Ir para o Topo

Você é educador ou educadora?

Sim

Não

Ministério da Cultura e Grupo Priner apresentam

Alto Contraste

A+ Aumentar Fonte

A- Diminuir Fonte

VLibras Acessibilidade

Revista

Poesia contra preconceitos

Foto: Divulgação

Por Luciana Bento*

Muita gente se surpreendeu (e se chocou) quando Ney Matogrosso surgiu, no início dos anos 70, dançando sensualmente na TV: visual andrógino, batom negro nos lábios, rosto pintado de branco, longos brincos, calças coladas, dorso nu. Em plena ditadura militar, o corpo e aparência de Ney se tornaram um potente ato político ao expressar o direito à liberdade, ao diferente, as minorias.

Mais de 40 anos depois, uma jovem do interior de São Paulo explode nas redes ao lançar suas canções no YouTube usando turbante, brincos, saia, batom e barba em suas vigorosas performances musicais que alcançaram mais de um milhão de visualizações em poucos dias. Trata-se de Liniker, artista que conquistou um público fiel com seu visual intrigante, voz potente e suingue de sobra.
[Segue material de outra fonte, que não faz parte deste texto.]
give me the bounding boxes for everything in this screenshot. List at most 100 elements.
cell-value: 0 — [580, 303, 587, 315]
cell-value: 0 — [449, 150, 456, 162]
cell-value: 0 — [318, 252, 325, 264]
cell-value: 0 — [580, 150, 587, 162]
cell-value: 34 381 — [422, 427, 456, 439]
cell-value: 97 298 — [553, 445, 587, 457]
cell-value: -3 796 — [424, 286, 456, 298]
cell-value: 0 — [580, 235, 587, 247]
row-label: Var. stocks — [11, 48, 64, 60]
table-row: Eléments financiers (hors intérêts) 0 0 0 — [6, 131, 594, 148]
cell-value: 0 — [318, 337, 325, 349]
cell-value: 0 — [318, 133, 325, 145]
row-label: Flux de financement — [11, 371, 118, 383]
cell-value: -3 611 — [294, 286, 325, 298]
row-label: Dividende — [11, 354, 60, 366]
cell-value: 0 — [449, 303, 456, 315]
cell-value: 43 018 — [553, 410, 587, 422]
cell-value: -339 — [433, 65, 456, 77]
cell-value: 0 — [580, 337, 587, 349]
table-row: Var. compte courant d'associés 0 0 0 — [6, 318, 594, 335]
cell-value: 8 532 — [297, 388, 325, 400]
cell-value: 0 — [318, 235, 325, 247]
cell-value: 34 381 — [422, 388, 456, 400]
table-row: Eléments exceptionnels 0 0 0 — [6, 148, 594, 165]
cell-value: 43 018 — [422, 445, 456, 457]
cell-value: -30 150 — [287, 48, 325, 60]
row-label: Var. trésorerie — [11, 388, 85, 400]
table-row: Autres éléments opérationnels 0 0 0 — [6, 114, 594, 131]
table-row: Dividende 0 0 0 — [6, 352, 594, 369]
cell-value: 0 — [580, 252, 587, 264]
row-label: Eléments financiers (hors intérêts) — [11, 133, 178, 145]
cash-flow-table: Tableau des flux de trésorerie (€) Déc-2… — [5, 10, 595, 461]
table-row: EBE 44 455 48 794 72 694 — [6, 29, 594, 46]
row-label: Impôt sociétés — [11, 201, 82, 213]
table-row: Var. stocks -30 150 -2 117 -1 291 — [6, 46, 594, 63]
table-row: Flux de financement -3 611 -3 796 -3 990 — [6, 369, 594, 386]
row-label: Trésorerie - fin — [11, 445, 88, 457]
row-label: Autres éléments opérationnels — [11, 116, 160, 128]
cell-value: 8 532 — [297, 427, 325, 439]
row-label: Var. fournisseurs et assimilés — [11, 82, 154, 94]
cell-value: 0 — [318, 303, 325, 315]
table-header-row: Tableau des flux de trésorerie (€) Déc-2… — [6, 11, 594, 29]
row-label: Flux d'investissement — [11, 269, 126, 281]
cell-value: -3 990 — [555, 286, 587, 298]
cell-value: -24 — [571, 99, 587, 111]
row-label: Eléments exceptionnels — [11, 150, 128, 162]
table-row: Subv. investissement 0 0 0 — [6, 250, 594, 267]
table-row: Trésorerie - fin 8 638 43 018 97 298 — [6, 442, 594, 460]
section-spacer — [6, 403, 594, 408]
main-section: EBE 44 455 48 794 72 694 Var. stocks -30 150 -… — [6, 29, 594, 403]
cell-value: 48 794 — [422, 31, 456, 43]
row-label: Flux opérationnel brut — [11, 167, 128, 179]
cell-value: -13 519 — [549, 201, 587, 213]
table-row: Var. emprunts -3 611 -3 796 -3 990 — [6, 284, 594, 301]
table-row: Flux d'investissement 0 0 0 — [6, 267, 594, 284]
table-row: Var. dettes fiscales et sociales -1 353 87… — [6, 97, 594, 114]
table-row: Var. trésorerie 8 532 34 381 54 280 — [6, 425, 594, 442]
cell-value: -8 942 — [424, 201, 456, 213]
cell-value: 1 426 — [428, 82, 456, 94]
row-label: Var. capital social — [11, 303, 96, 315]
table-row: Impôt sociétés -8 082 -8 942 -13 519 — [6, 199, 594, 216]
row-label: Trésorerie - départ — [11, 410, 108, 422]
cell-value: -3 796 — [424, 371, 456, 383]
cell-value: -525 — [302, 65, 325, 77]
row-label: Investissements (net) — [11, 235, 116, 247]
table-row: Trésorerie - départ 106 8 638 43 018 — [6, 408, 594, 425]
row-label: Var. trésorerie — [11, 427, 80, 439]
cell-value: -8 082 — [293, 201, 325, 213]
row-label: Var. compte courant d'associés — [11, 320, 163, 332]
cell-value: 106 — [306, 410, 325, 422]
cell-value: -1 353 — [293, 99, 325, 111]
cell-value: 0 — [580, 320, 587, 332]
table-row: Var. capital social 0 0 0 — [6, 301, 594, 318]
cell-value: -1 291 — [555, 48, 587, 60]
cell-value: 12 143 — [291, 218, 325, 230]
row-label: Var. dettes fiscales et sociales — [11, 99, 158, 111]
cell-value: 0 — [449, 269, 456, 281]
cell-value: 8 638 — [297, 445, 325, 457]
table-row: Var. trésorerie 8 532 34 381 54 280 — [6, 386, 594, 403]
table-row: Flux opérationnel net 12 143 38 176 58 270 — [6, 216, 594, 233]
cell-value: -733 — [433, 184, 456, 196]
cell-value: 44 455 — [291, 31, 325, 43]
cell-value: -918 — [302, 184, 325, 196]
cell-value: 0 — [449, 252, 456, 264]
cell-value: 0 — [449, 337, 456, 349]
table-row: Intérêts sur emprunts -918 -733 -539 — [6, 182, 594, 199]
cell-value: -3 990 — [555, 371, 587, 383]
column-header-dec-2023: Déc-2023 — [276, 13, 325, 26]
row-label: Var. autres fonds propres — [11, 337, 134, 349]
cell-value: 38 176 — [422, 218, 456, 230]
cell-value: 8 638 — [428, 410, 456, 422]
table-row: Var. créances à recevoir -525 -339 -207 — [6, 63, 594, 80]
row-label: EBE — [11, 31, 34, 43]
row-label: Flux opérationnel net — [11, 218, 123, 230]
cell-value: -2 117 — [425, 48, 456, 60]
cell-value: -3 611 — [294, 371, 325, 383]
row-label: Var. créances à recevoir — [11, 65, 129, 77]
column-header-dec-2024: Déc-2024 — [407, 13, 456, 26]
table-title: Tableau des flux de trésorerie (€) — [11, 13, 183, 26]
Ela (sim, Liniker prefere ser chamada no feminino) faz parte de uma geração que utiliza a música como um potente veículo de empoderamento e aceitação.. Em alguns casos, há letras contundentes, que falam explicitamente das violências e preconceitos sofridos. Mas nem sempre as canções tratam diretamente de temas politizados ou levantam alguma bandeira de forma direta.
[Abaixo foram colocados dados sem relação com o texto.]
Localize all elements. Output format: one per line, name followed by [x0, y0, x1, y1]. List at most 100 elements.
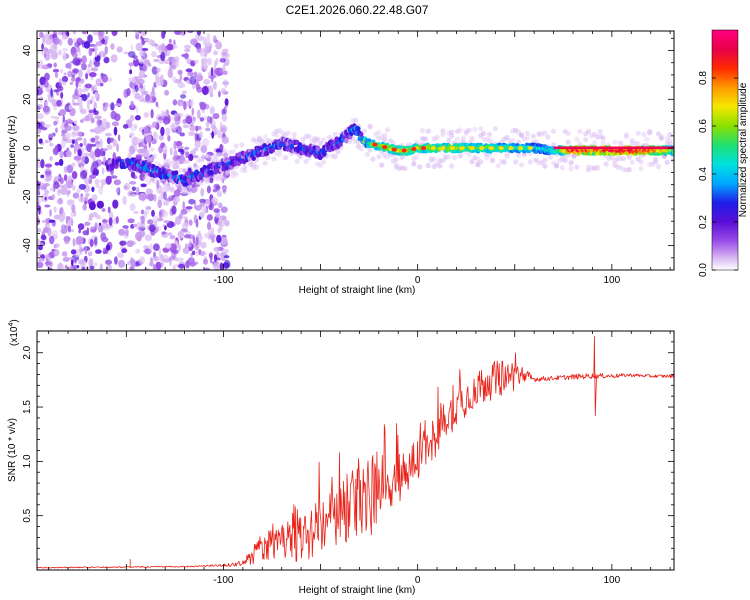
- spectrogram-noise-cell: [97, 214, 102, 221]
- spectrogram-halo-cell: [186, 189, 193, 195]
- spectrogram-noise-cell: [203, 78, 211, 85]
- spectrogram-halo-cell: [600, 135, 606, 141]
- spectrogram-halo-cell: [501, 160, 507, 166]
- spectrogram-noise-cell: [40, 234, 47, 241]
- spectrogram-ridge-cell: [371, 139, 376, 144]
- spectrogram-noise-cell: [103, 56, 110, 64]
- spectrogram-noise-cell: [62, 81, 66, 86]
- spectrogram-halo-cell: [230, 149, 236, 155]
- spectrogram-noise-cell: [183, 44, 192, 49]
- spectrogram-noise-cell: [138, 59, 146, 65]
- spectrogram-halo-cell: [204, 177, 210, 183]
- spectrogram-noise-cell: [72, 192, 80, 199]
- spectrogram-noise-cell: [91, 228, 97, 233]
- spectrogram-noise-cell: [56, 189, 61, 197]
- spectrogram-halo-cell: [335, 148, 341, 155]
- spectrogram-noise-cell: [116, 143, 119, 153]
- spectrogram-noise-cell: [195, 83, 201, 91]
- spectrogram-halo-cell: [486, 152, 493, 158]
- spectrogram-halo-cell: [425, 128, 431, 134]
- spectrogram-noise-cell: [85, 192, 89, 202]
- spectrogram-noise-cell: [160, 126, 165, 136]
- spectrogram-noise-cell: [117, 252, 124, 259]
- spectrogram-noise-cell: [143, 126, 150, 135]
- snr-y-tick-label: 0.5: [22, 508, 33, 522]
- spectrogram-noise-cell: [185, 151, 190, 159]
- spectrogram-noise-cell: [167, 135, 171, 142]
- spectrogram-noise-cell: [105, 244, 111, 251]
- spectrogram-noise-cell: [43, 227, 49, 233]
- spectrogram-noise-cell: [67, 70, 73, 78]
- spectrogram-noise-cell: [203, 46, 211, 54]
- spectrogram-halo-cell: [562, 157, 568, 163]
- spectrogram-noise-cell: [62, 52, 67, 62]
- spectrogram-noise-cell: [84, 221, 91, 226]
- spectrogram-noise-cell: [37, 128, 42, 134]
- spectrogram-noise-cell: [71, 77, 76, 82]
- spectrogram-y-label: Frequency (Hz): [7, 116, 18, 185]
- spectrogram-noise-cell: [217, 227, 222, 234]
- spectrogram-noise-cell: [138, 192, 147, 201]
- spectrogram-noise-cell: [94, 179, 100, 185]
- spectrogram-noise-cell: [58, 158, 64, 166]
- spectrogram-noise-cell: [140, 215, 145, 224]
- colorbar-label: Normalized spectral amplitude: [738, 82, 749, 217]
- spectrogram-noise-cell: [177, 243, 181, 252]
- spectrogram-noise-cell: [216, 190, 223, 198]
- spectrogram-noise-cell: [83, 177, 91, 185]
- spectrogram-noise-cell: [143, 90, 149, 96]
- spectrogram-noise-cell: [101, 236, 109, 243]
- spectrogram-noise-cell: [143, 84, 146, 91]
- spectrogram-noise-cell: [158, 248, 162, 257]
- spectrogram-noise-cell: [132, 193, 137, 197]
- spectrogram-noise-cell: [109, 175, 118, 179]
- spectrogram-noise-cell: [198, 230, 201, 236]
- spectrogram-halo-cell: [585, 128, 592, 135]
- spectrogram-noise-cell: [81, 63, 87, 71]
- spectrogram-noise-cell: [70, 211, 75, 218]
- spectrogram-ridge-cell: [356, 126, 361, 132]
- spectrogram-peak-cell: [527, 146, 533, 151]
- spectrogram-noise-cell: [88, 47, 93, 57]
- spectrogram-noise-cell: [69, 61, 72, 71]
- spectrogram-noise-cell: [210, 67, 214, 76]
- spectrogram-noise-cell: [88, 109, 94, 114]
- spectrogram-noise-cell: [169, 147, 173, 156]
- spectrogram-noise-cell: [105, 103, 111, 108]
- spectrogram-noise-cell: [49, 209, 52, 217]
- spectrogram-noise-cell: [185, 206, 193, 210]
- spectrogram-halo-cell: [542, 157, 548, 163]
- spectrogram-halo-cell: [285, 130, 292, 136]
- spectrogram-noise-cell: [37, 113, 44, 120]
- spectrogram-noise-cell: [135, 231, 143, 241]
- spectrogram-noise-cell: [141, 129, 145, 136]
- spectrogram-halo-cell: [635, 141, 641, 147]
- spectrogram-noise-cell: [192, 147, 199, 152]
- spectrogram-noise-cell: [72, 238, 76, 247]
- spectrogram-noise-cell: [205, 38, 211, 48]
- spectrogram-noise-cell: [173, 189, 181, 197]
- spectrogram-noise-cell: [64, 264, 68, 270]
- spectrogram-halo-cell: [670, 158, 674, 164]
- spectrogram-halo-cell: [542, 163, 548, 169]
- spectrogram-noise-cell: [93, 108, 96, 113]
- spectrogram-noise-cell: [155, 261, 162, 270]
- spectrogram-noise-cell: [105, 175, 112, 185]
- spectrogram-ridge-cell: [338, 141, 343, 147]
- spectrogram-noise-cell: [224, 98, 229, 106]
- spectrogram-noise-cell: [196, 31, 202, 36]
- spectrogram-noise-cell: [149, 147, 155, 152]
- spectrogram-halo-cell: [518, 162, 525, 168]
- spectrogram-noise-cell: [131, 136, 139, 146]
- snr-plot-area: [37, 336, 674, 569]
- spectrogram-noise-cell: [43, 80, 49, 88]
- spectrogram-halo-cell: [224, 169, 230, 175]
- spectrogram-noise-cell: [72, 31, 76, 35]
- spectrogram-noise-cell: [139, 148, 147, 153]
- spectrogram-halo-cell: [163, 179, 169, 185]
- spectrogram-noise-cell: [60, 68, 64, 74]
- snr-y-multiplier-close: ): [9, 319, 20, 322]
- colorbar-gradient: [711, 29, 739, 271]
- spectrogram-y-tick-label: 40: [22, 45, 33, 57]
- spectrogram-noise-cell: [206, 214, 213, 221]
“Minha música tem múltiplas missões”, relata Rico Dalasam, primeiro rapper brasileiro a assumir a homossexualidade. “Ela pode entreter, conscientizar, problematizar, enaltecer o corpo como ato político, aliviar, divertir, trazer um alento para continuar a caminhada muitas vezes dura que temos…”.

Liniker, por exemplo, versa, em suas canções, sobre amor, relacionamentos, encontros e desencantos. O discurso, ativismo e resistência já se revelam em seu corpo, sua atitude, sua pele – em resumo, em ser quem ela é: “sou bicha, pobre e negra e batalho por este povo”, costuma dizer em entrevistas.
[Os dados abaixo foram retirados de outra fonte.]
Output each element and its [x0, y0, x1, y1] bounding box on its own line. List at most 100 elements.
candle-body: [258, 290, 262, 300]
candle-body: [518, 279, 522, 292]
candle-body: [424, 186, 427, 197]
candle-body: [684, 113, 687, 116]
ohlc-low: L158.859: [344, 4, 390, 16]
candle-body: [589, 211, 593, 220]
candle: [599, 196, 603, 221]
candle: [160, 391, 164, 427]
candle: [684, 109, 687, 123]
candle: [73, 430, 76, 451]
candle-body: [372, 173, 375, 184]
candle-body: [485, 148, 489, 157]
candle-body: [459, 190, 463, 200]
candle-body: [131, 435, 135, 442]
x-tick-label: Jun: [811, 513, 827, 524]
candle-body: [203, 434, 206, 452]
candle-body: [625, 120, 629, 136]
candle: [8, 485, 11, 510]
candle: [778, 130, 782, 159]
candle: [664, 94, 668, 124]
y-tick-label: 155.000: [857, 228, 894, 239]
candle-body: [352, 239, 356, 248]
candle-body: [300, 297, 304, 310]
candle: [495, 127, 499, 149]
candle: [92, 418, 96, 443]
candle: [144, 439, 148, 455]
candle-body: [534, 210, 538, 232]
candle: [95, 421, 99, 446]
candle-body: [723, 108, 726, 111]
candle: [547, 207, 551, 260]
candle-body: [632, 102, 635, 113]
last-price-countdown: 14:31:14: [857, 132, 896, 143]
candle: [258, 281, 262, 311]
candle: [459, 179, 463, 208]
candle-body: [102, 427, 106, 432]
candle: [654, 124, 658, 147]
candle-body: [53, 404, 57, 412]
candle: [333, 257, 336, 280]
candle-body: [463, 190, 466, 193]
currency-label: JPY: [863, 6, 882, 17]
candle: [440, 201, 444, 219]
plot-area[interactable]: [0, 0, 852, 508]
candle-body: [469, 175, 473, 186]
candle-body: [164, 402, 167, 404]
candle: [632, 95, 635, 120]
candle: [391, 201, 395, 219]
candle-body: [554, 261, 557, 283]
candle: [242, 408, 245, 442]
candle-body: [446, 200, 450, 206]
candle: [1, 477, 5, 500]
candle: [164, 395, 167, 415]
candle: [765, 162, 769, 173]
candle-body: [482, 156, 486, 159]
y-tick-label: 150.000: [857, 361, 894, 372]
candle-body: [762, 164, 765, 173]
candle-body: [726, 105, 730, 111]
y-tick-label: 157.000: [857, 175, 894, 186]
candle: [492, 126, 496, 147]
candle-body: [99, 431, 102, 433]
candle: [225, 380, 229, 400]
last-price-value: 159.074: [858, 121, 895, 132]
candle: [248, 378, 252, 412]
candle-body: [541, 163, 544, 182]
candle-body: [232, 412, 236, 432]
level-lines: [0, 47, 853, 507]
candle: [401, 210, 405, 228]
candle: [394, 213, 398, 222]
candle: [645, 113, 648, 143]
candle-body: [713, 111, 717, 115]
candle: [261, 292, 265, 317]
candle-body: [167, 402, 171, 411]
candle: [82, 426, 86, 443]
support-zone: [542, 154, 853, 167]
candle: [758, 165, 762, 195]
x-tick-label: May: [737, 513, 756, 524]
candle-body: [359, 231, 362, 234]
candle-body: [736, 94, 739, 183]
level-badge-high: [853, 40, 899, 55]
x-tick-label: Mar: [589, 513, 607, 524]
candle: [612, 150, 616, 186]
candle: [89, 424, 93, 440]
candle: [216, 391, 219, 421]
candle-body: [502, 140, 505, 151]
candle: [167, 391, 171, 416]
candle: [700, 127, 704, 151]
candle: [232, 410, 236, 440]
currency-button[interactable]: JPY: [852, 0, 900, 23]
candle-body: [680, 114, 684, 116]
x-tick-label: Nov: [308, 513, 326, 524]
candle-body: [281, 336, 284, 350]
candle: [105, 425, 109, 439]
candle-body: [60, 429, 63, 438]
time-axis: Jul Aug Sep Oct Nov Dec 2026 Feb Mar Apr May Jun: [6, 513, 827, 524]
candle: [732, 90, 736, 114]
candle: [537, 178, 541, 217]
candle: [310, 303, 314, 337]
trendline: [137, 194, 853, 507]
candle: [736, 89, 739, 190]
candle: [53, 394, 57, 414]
Mas há artistas, como a funkeira MC Carol e a rapper Karol Conka, que apostam em letras mais diretas e incisivas. Um exemplo é a canção 100% Feminista, parceria das duas:

”Sou mulher independente não aceito opressão/Abaixa sua voz, abaixa sua mão”, canta a funkeira. ”Desde pequenas aprendemos que silêncio não soluciona/Que a revolta vem a tona/Que a justiça não funciona”, responde Karol Conka. “Mulher oprimida sem voz obediente, quando eu crescer eu vou ser diferente. Eu cresci, Carol/Karol bandida, represento as mulheres, 100% feminista”, diz o refrão da música.

As duas K/Carol são rostos novos da música brasileira e tem marcado sua atuação pela postura contundente na luta contra o machismo e o racismo. No entanto, quem roubou a cena em 2016 foi uma veterana: Elza Soares que, aos 78 anos, lançou um álbum abertamente feminista, A Mulher do Fim do Mundo.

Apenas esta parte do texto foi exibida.